Document Symptoms, Costs, and Corrective Care

Keep a running record of what is happening and what it costs. Note symptoms as they appear, including pain, sensitivity, loose teeth, bite changes, and difficulty eating, with the dates each began. Save every bill, receipt, and estimate tied to corrective dental work, restorations, surgery, and follow-up care.

This documentation is what later supports a claim for economic damages and pain and suffering. Photographs of visible changes, a symptom log, and an organized file of expenses give a clear, dated picture of the harm that memory alone cannot reconstruct.

Speak With a Product Liability Lawyer

AGGA claims sit at the intersection of product liability and dental treatment, and the analysis differs by state. Filing deadlines, the available defendants, and the damages a patient can pursue all turn on where the treatment happened and when the injury was discovered. A product liability lawyer can review the records, identify which legal theories fit the facts, and explain the deadlines that apply.

A consultation is also the point at which a patient learns whether their situation actually supports a claim. The lawyer evaluates the diagnosed injuries, the treatment history, and the timeline, then lays out the options so the patient can decide how to proceed.

Frequently Asked Questions

Has Vivos Therapeutics recalled the AGGA device?
No public recall of the AGGA device has been announced. The absence of a recall does not mean the device performed as marketed or that injured patients have no claim.

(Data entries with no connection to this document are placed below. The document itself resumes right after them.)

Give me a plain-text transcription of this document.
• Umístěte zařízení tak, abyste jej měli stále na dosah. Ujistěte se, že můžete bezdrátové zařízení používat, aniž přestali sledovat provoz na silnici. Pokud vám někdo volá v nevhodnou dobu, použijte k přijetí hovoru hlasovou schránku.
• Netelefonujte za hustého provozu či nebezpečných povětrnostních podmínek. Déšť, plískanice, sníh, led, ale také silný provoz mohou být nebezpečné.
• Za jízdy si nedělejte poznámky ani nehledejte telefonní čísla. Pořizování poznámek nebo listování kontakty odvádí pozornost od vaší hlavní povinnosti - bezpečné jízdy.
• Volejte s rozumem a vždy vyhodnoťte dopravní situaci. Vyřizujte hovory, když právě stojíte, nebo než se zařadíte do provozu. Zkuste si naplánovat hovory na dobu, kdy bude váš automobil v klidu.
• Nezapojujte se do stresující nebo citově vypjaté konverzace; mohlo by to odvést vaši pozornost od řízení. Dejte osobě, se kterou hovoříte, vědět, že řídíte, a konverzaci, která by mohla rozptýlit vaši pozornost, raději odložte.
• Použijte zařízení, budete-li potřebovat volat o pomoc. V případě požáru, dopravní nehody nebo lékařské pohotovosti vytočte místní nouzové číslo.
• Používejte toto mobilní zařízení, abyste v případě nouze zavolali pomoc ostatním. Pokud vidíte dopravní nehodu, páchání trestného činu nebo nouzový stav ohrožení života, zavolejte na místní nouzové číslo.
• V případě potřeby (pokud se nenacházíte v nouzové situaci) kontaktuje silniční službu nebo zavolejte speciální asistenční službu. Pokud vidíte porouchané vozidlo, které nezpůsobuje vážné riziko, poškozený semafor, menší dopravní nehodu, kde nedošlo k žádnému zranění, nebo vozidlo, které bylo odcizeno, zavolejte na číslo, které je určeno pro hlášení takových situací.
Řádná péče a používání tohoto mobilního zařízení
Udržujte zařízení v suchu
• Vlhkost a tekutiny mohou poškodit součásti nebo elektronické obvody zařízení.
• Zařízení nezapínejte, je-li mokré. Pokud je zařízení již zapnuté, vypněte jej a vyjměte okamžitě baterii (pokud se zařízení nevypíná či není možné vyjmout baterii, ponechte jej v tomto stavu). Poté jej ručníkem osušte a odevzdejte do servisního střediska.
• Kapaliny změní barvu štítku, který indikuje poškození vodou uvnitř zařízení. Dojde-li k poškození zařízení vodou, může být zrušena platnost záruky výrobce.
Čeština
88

A claim turns on what happened to the patient and what was represented to them, not on whether a recall notice exists. The regulatory status of the device is a separate question from whether a defendant can be held responsible for a patient's dental injuries .
Can I sue my dentist even if the device was FDA-cleared?
Yes, regulatory status does not shield a treating provider. A claim against the dentist or orthodontist who placed and managed the appliance rests on the standard of care and on what the patient was told before consenting, not on the device's clearance. In Louisiana , claims against qualified healthcare providers run through a different track than product claims. Malpractice claims against qualified providers must first go through a pre-suit medical review panel under La. R.S. 40:1231.8, and they carry their own deadline under La. R.S. 9:5628: one year from the act or its discovery, and never more than three years from the malpractice itself. A device-related product claim and a provider malpractice claim can move on separate timelines, which is one reason getting records reviewed early matters.
Are AGGA lawsuits class actions or individual claims?
These cases have moved forward mainly as individual lawsuits rather than as a single certified class. Dental injuries differ patient to patient. One person may face bone loss and loosened teeth, another may need corrective surgery, and the value and proof of each claim depend on that individual record. Individual filings let each plaintiff present their own diagnosis, treatment history, and damages instead of folding everything into one averaged outcome.
Has there been an AGGA settlement?
Some AGGA matters have resolved, though settlement terms in this area are frequently confidential, so reported figures are limited and should not be read as a benchmark for any other case. A settlement in one matter does not establish what another claim is worth. Outcome depends on the specific injuries, the defendants named, the jurisdiction, and the strength of the medical and dental proof.
What if I signed an arbitration clause with my dental provider?
Intake paperwork at a dental office sometimes includes an arbitration clause that can route a dispute with the provider out of court. Whether such a clause is enforceable depends on its wording and on state law, and it usually reaches only the relationship between the patient and that provider. It does not necessarily bind claims against device-related defendants who were not parties to that paperwork. Bring any agreement you signed to a product liability lawyer so the scope of the clause can be read before you decide how to proceed.